Tuesday 19 February 2019

Pension move by Irish Life is hugely symbolic

The Irish Life scheme has a €150m surplus, which is unusual for a private sector defined benefit scheme. Photo: Stock image
The Irish Life scheme has a €150m surplus, which is unusual for a private sector defined benefit scheme. Photo: Stock image

When the largest pension provider in the State is closing its staff pension scheme, you know there's a problem.

The move by Irish Life will prompt fears that traditional defined benefit plans are now set to disappear from the private sector.

Unions at Irish Life want the law altered urgently to stop the company closing its defined benefit pension for staff.

Some 1,200 staff members will be hit by the move.

Apart from the livelihoods of the staff involved, the action of a company with such expertise in the area of pensions is hugely symbolic - and a wake up call for the rest of the sector.

The Irish Life scheme has a €150m surplus, which is unusual for a private sector defined benefit scheme.

The scheme has 2,200 pensioners and former employees yet to reach retirement age, or deferred members.

A briefing document, compiled by the Unite trade union, says the scheme has assets of €1bn, and comfortably meets the minimum funding standard.

However, defined benefit pensions are now being phased out across the private sector.
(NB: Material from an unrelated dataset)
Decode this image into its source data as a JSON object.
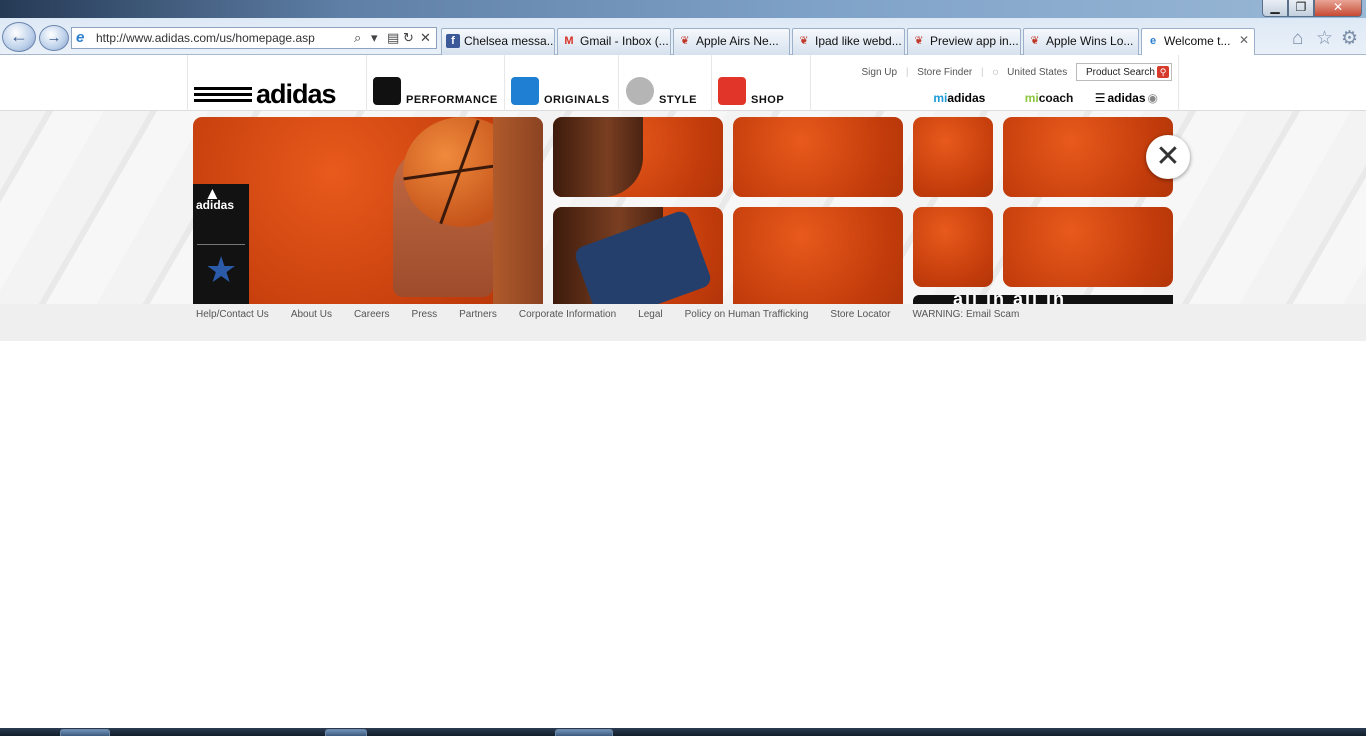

Before Christmas there were protests when the publisher of this newspaper, Independent News & Media (INM), said it was shutting its defined benefit scheme. Intel, Pfizer, Aer Lingus, and the Dublin Airport Authority are among companies closing defined benefit schemes.

From a peak of 1,500 defined benefit schemes a few years ago, covering 300,000 people, there are now just 715 plans with 100,000 active members.

The trend is continuing across the sector. The Government must decide if it is going to let it happen or actually put a plan in place.